## The Source of Anomalies

Real data sets are plagued by the disruptive presence of artifacts. Spike like responses can result from any number of electronic, physical, or social phenomena. Digital gain can change dramatically with temperature or electron tunneling. Physical effects like unpredictable radiation bursts (solar activity), flash weather, and geometric specular points and glint (peak surface reflection) all contribute to edge data. Social spikes occur when a novel message virally spreads from a few sources to saturation levels in a short period of time.

## Edge Points Dominate Statistical Representations

Much of research is spent improving models and reducing the impact of anomalous measurements. If special care isn't taken to minimize the impact of spikes, iterative estimates based on models will divert from true state. System models completely break down in the presence of severe artifacts.

Note that if you're interested in identifying spikes, ameliorating their impact on distributions will only help them stand out. Most estimation techniques have predictable degradation with the number and size of artifacts. Take for example the mean of 4 numbers. Given the points [4,4,4,100] it's easy for us to see that the point 100 stands out as an anomaly. The mean without that value is 4 but with it the mean is 28. The variance is 0 without the outlier, and quite large with it**.

## A Different Way of Looking at Data

Another statistical representation is available which is less susceptible to outliers, namely Robust Statistics. Instead of characterizing data sets with means and variances^, the set of data is represented by a median, and the median of the absolute median deviations. These measures are insensitive to outliers which can dominate standard sample estimates. For the example above 4,4,4,100 the median is 4 (it's also the mode).
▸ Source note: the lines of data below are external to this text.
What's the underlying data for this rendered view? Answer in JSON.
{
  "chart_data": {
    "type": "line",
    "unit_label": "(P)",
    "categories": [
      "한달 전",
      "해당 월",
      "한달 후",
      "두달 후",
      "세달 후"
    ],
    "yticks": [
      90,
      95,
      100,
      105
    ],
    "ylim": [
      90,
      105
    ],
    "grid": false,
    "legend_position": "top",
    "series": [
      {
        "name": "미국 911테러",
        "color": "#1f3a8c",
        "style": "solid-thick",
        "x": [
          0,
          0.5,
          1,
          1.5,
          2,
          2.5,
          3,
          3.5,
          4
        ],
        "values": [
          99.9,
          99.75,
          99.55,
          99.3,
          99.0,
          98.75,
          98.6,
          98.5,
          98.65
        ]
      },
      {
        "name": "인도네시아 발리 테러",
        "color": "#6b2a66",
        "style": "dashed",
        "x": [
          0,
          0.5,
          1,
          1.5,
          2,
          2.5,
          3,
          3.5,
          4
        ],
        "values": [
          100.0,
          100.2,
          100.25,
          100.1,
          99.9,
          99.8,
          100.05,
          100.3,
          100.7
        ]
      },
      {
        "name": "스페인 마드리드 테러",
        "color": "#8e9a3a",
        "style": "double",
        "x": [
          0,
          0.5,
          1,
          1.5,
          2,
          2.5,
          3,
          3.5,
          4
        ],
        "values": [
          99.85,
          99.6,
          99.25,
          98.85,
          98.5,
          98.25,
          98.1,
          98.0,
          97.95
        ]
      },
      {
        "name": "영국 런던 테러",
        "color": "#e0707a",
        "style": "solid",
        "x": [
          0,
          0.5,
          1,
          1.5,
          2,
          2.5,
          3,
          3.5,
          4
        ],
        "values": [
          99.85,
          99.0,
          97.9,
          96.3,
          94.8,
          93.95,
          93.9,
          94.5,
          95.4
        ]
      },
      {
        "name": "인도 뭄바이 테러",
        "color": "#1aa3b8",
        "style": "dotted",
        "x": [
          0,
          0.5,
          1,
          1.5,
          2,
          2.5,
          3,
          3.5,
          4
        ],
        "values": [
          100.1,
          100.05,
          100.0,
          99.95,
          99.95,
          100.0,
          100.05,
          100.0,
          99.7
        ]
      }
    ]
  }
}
The median absolute deviations are 0,0,0,96. The median of these deviations is 0. So if the point 100 were truly and anomaly, applying robust statistics allows us to characterize the rest of the data fairly well.

## What about Anomalies that are a Signal of Systematic Change?

While the occasional spike can ruin a good estimate (or a tire) a significant presence of outliers is something most geeks want to know about, understand, and characterize.

One of the examples I mentioned earlier was social spikes. Studying networks and messages for these types of spikes can be highly lucrative when optimizing broadcast efficiency.

Examples or Hypothesized Conditional Social Sharing Patterns:

- A great many hackers make git repo commits late at night
- People may be more likely to share an interesting article at certain times of the day (pre-work or lunchtime)
- Video and image sharing may dominate late night activity based on folks winding down
- Stimulating articles may have greater attention saturation in the early morning
- An intriguing app released at SXSW gives the early adopting conference goers something new to talk about

Specific topics have a stronger viral coefficient based on their content, location, day, time, and the early audience of their release.

The onset of network spikes is of critical importance. Conditionally weighting the factors that contribute to communication avalanches helps us model and understand them. In this case we want to pay particular attention to the onset of message storms. Estimation techniques which are insensitive to early spikes conceal emerging trends with their steady performance until they catastrophically break down. The normalized measurement of traffic would be like a delta function when looked through the eyes of robust statistics. Understanding attention and influence will require careful analysis of both content and environment (location, day, time, early points of contact).

## Multiple Estimation Models

A series of models may aid in understanding emerging trends. A first order application of robust statistics will clearly pick up early outliers but not characterize their distribution. A secondary (or tertiary, etc) estimation model can begin characterizing outliers and separate them to avoid catastrophic failure for the first model. As the number of system models increase the degrees of freedom are extended. A balancing pressure which penalizes the presence of secondary models is required to remove redundant models when no longer necessary.

Notes:

*= Least Squares is an estimation technique that minimizes the sum squared error. Alternative estimates may be L1 Norm which work with absolute values much like Robust Statistics (equivalent?)

^= Means and variances (overall or by cluster for multimodal data) are ideal for Gaussian distributions which are common in many signal processing applications

**= variance of 4,4,4,100 is 1728 or 2304 depending on whether you normalize by N or N-1. 1/3 or 1/4 of (24*24 + 24*24 + 24*24 + 72*72). By definition it's N-1 but for most large data sets the difference is negligible.